Accessing Encrypted Data
This week’s reading gives you basic technical information about passwords and encryption, and how to recover data protected by these mechanisms. There is also a section on Steganography, which literally translated means “covered writing.” When some people think of steganography, or “stego,” they think of documents or other data files being hidden in other file types (usually image/picture files). This is something that is used frequently in secreting child pornography to avert detection. Interestingly, the use of stego goes much farther back than the use of computers.
Like cryptology, steganography is used to hide something in something else. So, even though a code breaker can detect the hidden code, they may not be aware that the code actually contains a different message. Cryptography scrambles a message so that it is unreadable, but still visible, while stego camouflages data to hide it or make it undetectable. This course is not meant to teach you about the technical details of encryption or passwords or steganography (entire books are written on each of those subjects), but rather to help you understand their place in the criminal justice process.
Does a warrant give you the authority to break passwords protecting information or to decipher encrypted data? This is a very important question. As many of you have discussed in our previous week’s discussions, it is important to make sure you know the limits of your warrant. But while you are conducting a search with a properly executed warrant, you may come across other information that is not included in your scope, but is still evidence of a crime. For example, imagine you are searching a hard drive for information related to a fraud scheme. While you are looking through the files you come across a picture that is obviously child pornography, but you do not have child pornography addressed in any way within your warrant. What do you do? The proper response is to stop the search and obtain another warrant for evidence related to child pornography. The same thing applies to discovering encrypted data. In your affidavit you should explain that criminals sometimes encrypt files that contain evidence. Some may even use steganography techniques to hide other files.

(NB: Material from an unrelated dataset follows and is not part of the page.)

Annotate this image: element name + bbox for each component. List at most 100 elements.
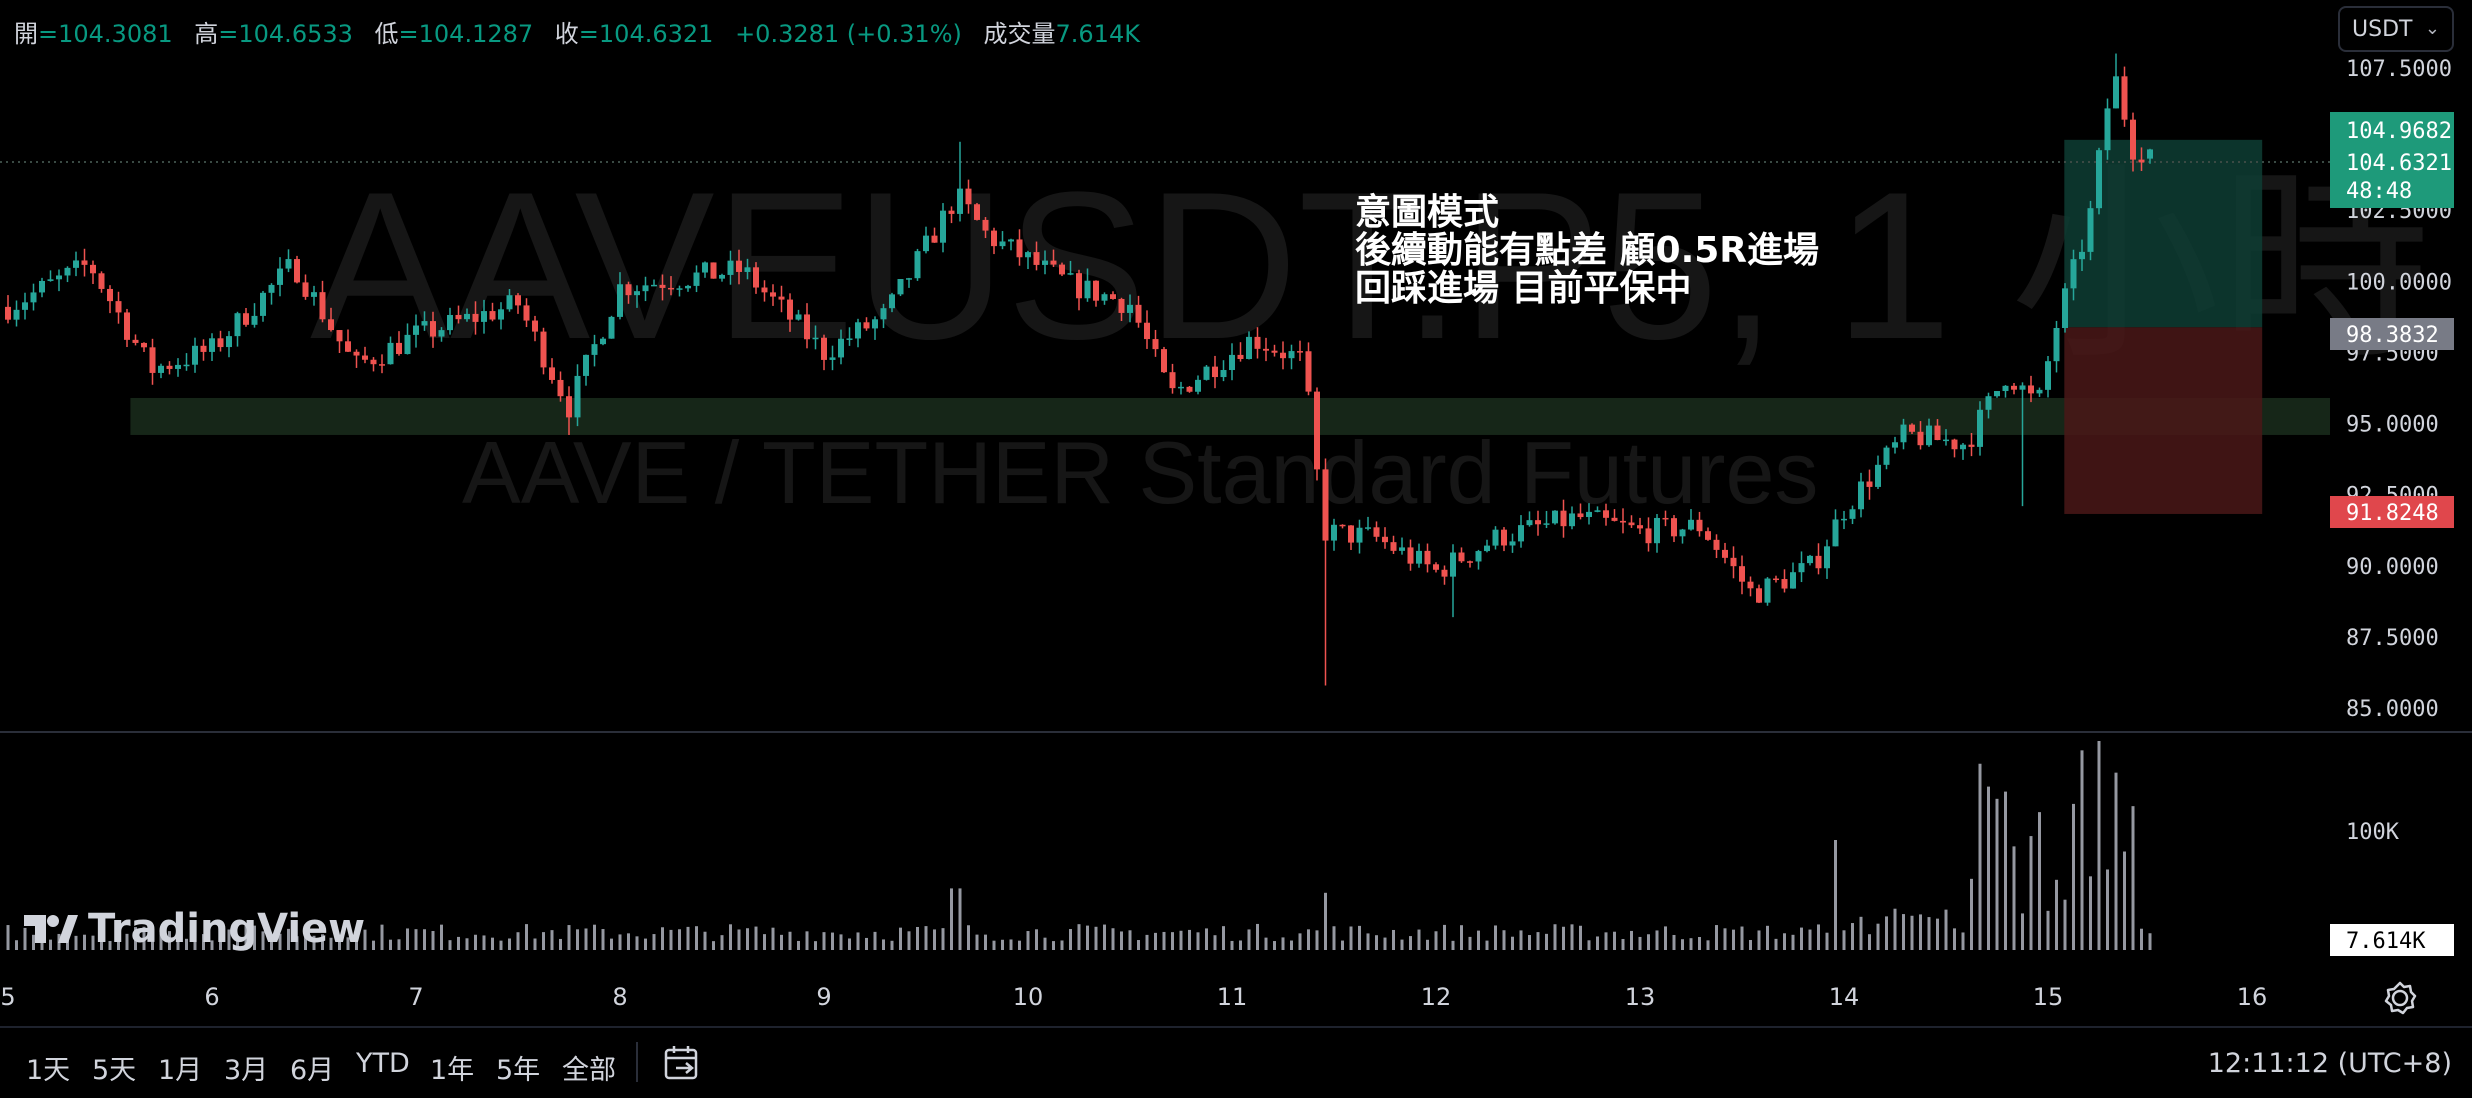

For this week’s discussion, complete the following questions below in detail. Please discuss thoroughly and substantively in your post. You are not required to respond to a classmate in this week’s discussion, however, respond in a thorough, substantive, intelligent way to your fellow classmates will add to our discussion and learning of this week’s topic!
1) List and explain five (5) examples of how steganography were used BEFORE the advent of computers.
2) List and explain five (5) examples of how encryption (or cryptology) were used BEFORE the advent of computers.
3) Discuss how steganography and encryption could be used legitimately, and why this could cause you a problem as a computer forensic examiner.